In what environmental advocates called a "major step" toward justice against corporate crime, three former executives with the Tokyo Electronic Power Company (TEPCO) on Monday were indicted on negligence charges over their roles in the 2011 nuclear meltdown at the Fukushima Daiichi power plant.
"I'm full of emotion," said Ruiko Muto, head of a campaign group that is pushing for a Fukushima trial, during a press conference on Monday. "This will be a great encouragement for hundreds of thousands of nuclear accident victims who are still suffering and facing hardship."
Ex-TEPCO chair Tsunehisa Katsumata and former vice presidents Sakae Muto and Ichiro Takekuro were charged with professional negligence over allegedly failing to take measures to protect the plant, despite being aware of elevated tsunami risks, in what became the worst nuclear accident since the Chernobyl meltdown in 1986.
The three were not taken into custody, but will face the first criminal action in connection with the disaster which forced the evacuation of 160,000 residents, many of whom are still unable to return. If convicted, the men face up to five years in prison or a fine of up to one million yen ($8,865).
Prosecutors moved forward with the charges after a civilian judiciary panel ruled in July for the second time that the executives should be put on trial.
Environmental group Greenpeace said the case was a "major step forward."
"The people of Fukushima and Japan deserve justice.
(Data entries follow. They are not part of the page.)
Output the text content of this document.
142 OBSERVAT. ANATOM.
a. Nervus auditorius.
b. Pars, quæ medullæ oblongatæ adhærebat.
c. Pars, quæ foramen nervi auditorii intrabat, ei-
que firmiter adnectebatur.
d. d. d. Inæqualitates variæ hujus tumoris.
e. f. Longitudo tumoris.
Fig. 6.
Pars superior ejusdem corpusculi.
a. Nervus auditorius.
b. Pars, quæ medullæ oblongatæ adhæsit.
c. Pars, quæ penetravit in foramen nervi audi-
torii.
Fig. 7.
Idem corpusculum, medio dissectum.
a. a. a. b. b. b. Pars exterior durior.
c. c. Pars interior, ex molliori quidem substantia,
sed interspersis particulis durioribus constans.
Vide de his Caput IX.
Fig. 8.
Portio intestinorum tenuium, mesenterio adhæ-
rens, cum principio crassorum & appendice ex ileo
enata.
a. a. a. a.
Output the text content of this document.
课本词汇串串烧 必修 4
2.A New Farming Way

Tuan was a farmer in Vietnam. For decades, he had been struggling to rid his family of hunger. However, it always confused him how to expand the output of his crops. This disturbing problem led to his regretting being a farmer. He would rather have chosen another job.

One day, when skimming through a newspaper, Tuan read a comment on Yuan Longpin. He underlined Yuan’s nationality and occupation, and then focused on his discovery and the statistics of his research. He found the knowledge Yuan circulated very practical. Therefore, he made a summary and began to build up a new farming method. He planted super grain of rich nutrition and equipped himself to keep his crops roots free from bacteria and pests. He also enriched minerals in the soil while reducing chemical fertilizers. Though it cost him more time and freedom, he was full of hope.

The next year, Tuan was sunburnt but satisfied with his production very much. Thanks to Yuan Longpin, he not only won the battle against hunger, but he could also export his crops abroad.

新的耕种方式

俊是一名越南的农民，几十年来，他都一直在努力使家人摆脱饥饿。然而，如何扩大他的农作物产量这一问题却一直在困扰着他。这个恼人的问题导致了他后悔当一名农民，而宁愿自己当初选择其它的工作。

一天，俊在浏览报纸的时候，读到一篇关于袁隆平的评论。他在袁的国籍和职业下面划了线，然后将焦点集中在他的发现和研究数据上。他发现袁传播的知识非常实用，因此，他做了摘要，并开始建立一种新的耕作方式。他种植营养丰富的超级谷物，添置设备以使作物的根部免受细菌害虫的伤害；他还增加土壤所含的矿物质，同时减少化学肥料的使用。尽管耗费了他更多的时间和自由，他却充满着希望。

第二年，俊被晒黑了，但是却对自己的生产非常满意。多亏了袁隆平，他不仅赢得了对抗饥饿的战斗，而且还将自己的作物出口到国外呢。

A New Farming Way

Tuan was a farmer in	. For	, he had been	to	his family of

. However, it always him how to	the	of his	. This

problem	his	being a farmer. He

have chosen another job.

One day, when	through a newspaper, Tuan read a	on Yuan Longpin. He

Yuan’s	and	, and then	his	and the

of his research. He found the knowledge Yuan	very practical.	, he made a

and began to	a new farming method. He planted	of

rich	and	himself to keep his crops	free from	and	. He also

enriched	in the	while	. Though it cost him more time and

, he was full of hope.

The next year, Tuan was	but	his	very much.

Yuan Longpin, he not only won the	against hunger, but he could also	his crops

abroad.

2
The court proceedings that will now follow should reveal the true extent of TEPCO's and the Japanese regulatory system's enormous failure to protect the people of Japan," said Greenpeace Japan deputy program director Hisayo Takada.
The trial, which is not expected to begin for at least six months, could reveal undisclosed information about the disaster that TEPCO has worked to keep under wraps, while Japan's nuclear regulatory agency and President Shinzo Abe continue to push for restarts on reactors without addressing safety issues, the group said.
"TEPCO and the Japanese regulator continue to ignore demands to disclose key details of what they know about the causes of the accident," Takada said. "The hundred thousand people who still can't return home deserve to have all the facts."
Kendra Ulrich, senior global energy campaigner, added, "Japan’s nuclear regulator continues to look the other way on major safety issues. The government continues to press ahead with nuclear restarts despite unresolved safety problems that put the public at risk. It’s time to break free from nuclear and embrace the only safe and clean technology that can meet Japan’s needs—renewable energy."